Notwithstanding Isadora's assertion of open-ended possibilities and her insistence that she is free to leave, strong probabilities are suggested by the force of her past, which the novel does nothing to exorcise, and by her situation in the present—she is naked in her husband's bathtub. Isadora may have outgrown her desire for zipless fucks, but she has not overcome her need of Bennett. Besides, we know from the sequel, How to Save Your Own Life (perhaps the most embarrassing novel written in recent decades by a woman with literary pretensions), that she does not leave Bennett until she has another man lined up to take his place.
The blurb on my paperback copy of the book proclaims Fear of Flying "a dazzlingly uninhibited novel that exposes a woman's most intimate sexual feelings," and besides the reviewers who praised it for telling it like it is from the female sexual viewpoint, we have Jong's testimony to the numerous women readers who share her fantasy of the zipless fuck. But women's "most intimate sexual feelings" sound depressingly familiar: cunt, cock, prick, ass, tits, fuck, fuckable, blowing and being blown. These do not break new ground.
There have been various attempts to defend Jong's use of male sexual vocabulary, most notably by Suleiman, who claims that it is a way of "filching" the language from men, "a parody of language of tough-guy narrator / heroes of Miller or Mailer," a "reversal of roles and of language, in which the docile … silent, objectified woman suddenly usurps both the pornographer's language and his way of looking at the opposite sex." But even granting this as Jong's purpose, to reverse the terms is not to challenge the terms. The problem with this sexual vocabulary is that it inscribes a power struggle in which women have been "had"; to wield it is not to steal the language or demonstrate "authenticity," but to reveal a more insidious form of alienation. The challenge facing women who write about desire is to articulate new terms for sexuality that will transform the old power struggle and change "the rules of the old game"—as Drabble does in The Waterfall.
Jong confuses liberation with sexual liberation and confuses sexual liberation with the freedom to act and talk like a man, but the bold language that so impressed readers masks a conventionality, a failure to imagine otherwise.
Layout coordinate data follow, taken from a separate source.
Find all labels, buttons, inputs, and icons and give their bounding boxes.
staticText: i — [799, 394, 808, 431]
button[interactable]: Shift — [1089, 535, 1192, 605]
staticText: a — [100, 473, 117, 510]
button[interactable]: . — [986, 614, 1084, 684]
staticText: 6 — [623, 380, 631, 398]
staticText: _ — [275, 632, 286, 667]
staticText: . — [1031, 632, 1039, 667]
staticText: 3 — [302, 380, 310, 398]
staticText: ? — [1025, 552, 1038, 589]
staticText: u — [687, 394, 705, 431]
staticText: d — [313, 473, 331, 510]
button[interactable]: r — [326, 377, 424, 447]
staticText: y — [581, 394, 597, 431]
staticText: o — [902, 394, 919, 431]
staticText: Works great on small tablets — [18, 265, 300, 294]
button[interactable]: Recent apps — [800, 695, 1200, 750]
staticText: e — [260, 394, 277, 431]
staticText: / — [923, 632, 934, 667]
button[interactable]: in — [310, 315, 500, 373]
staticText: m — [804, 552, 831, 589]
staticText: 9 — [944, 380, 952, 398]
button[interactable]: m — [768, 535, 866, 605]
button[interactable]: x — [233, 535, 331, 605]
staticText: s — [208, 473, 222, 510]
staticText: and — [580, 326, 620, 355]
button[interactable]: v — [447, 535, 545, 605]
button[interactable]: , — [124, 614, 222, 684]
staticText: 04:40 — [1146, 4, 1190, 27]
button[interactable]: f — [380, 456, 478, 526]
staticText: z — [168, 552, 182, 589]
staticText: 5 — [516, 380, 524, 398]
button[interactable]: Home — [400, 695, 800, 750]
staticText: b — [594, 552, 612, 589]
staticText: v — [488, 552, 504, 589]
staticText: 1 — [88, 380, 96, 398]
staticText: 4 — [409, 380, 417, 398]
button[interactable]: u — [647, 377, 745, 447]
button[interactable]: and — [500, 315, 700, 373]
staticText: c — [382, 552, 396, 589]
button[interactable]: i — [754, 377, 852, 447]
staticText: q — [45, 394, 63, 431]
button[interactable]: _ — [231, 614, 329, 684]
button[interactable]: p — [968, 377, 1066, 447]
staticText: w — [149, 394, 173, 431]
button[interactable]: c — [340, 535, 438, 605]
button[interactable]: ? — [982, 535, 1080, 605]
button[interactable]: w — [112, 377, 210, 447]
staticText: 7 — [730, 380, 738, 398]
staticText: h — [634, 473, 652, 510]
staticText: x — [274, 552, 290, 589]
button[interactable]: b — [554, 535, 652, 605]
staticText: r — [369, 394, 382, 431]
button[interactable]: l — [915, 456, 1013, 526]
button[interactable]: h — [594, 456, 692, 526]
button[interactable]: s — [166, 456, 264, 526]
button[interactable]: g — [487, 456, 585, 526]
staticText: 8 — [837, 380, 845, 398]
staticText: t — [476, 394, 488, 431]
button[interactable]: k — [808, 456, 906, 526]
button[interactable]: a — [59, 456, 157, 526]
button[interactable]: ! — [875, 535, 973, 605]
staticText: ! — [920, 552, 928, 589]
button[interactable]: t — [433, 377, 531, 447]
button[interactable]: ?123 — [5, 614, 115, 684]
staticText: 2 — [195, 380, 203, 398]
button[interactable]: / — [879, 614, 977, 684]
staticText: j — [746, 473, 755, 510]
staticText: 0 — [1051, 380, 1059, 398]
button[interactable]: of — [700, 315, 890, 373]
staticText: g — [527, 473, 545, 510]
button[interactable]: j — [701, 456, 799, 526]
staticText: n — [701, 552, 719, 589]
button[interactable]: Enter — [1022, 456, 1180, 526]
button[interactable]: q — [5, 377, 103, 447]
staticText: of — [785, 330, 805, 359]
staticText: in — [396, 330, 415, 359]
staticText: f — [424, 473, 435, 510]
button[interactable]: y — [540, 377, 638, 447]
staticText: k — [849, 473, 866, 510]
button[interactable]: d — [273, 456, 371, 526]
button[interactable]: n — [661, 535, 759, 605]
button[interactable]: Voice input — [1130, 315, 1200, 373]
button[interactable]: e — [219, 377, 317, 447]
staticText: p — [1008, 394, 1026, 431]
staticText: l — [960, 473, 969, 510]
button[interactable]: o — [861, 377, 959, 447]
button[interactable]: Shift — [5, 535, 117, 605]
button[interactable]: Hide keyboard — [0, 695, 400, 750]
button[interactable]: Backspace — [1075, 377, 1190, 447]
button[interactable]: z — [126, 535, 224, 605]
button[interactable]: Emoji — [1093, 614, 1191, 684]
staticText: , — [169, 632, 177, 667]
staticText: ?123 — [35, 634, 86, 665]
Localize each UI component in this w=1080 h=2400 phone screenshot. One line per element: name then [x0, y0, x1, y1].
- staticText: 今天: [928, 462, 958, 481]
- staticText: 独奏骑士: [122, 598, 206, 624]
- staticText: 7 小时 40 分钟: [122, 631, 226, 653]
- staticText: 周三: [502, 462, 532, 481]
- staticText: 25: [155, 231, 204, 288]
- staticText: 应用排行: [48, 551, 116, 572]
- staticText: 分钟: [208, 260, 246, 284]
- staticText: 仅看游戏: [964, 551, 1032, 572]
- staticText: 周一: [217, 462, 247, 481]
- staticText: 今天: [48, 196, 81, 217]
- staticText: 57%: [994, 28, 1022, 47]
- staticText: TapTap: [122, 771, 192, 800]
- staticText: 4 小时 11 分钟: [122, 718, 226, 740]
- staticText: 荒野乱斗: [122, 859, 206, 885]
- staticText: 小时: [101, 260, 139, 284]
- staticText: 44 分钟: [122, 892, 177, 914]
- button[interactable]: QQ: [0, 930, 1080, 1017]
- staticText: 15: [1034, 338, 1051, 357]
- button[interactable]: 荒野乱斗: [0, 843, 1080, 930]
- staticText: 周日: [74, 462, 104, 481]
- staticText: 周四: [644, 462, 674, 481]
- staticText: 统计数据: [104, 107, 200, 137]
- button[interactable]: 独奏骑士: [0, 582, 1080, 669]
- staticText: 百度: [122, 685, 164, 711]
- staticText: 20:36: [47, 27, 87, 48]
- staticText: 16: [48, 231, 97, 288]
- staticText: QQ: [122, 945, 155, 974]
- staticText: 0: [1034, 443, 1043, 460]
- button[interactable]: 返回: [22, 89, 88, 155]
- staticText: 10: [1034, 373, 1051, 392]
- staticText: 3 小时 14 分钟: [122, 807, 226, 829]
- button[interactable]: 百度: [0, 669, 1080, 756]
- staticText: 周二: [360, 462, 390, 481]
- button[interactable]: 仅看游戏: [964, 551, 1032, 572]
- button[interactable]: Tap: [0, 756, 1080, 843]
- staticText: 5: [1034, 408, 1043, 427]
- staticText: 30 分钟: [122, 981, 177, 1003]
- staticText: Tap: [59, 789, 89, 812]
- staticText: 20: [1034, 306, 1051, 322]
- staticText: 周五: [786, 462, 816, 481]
Isadora is right—she does "talk a good game"—and there are wonderfully quotable bits in Fear of Flying, which I've filched throughout chapters 1 and 2, but they are suspiciously excerptable, on the surface, as is the feminism of the novel. The novel does not, finally, challenge "the old story" at the level of plot, language, or meaning. When Isadora is falling for Adrian, she senses the presence of a "hackneyed plot," "the vocabulary of popular love songs, the cliches of the worst Hollywood movies. My heart skipped a beat. I got misty…. He was my sunshine"; and Fear of Flying is itself caught in the hackneyed, for Isadora resists one set of cliches to succumb to another and is left going "in circles," "round in circles," on a "merry-go-round," a "constant round."
Thus the ending of How to Save Your Own Life comes as no surprise:
It was no good. All her feminism, all her independence, all her fame had come to this, this helplessness, this need. She needed him. She needed this man. When he entered her, when his hot cock slid into her, she was moaning something about that, about surrender.
"A stiff prick?" On the basis of Jong's fiction, "their obsession" would seem to be "our obsession."
Gayle Greene, "Old Stories," in her Changing the Story: Feminist Fiction and the Tradition, Indiana University Press, 1991, pp. 86-102.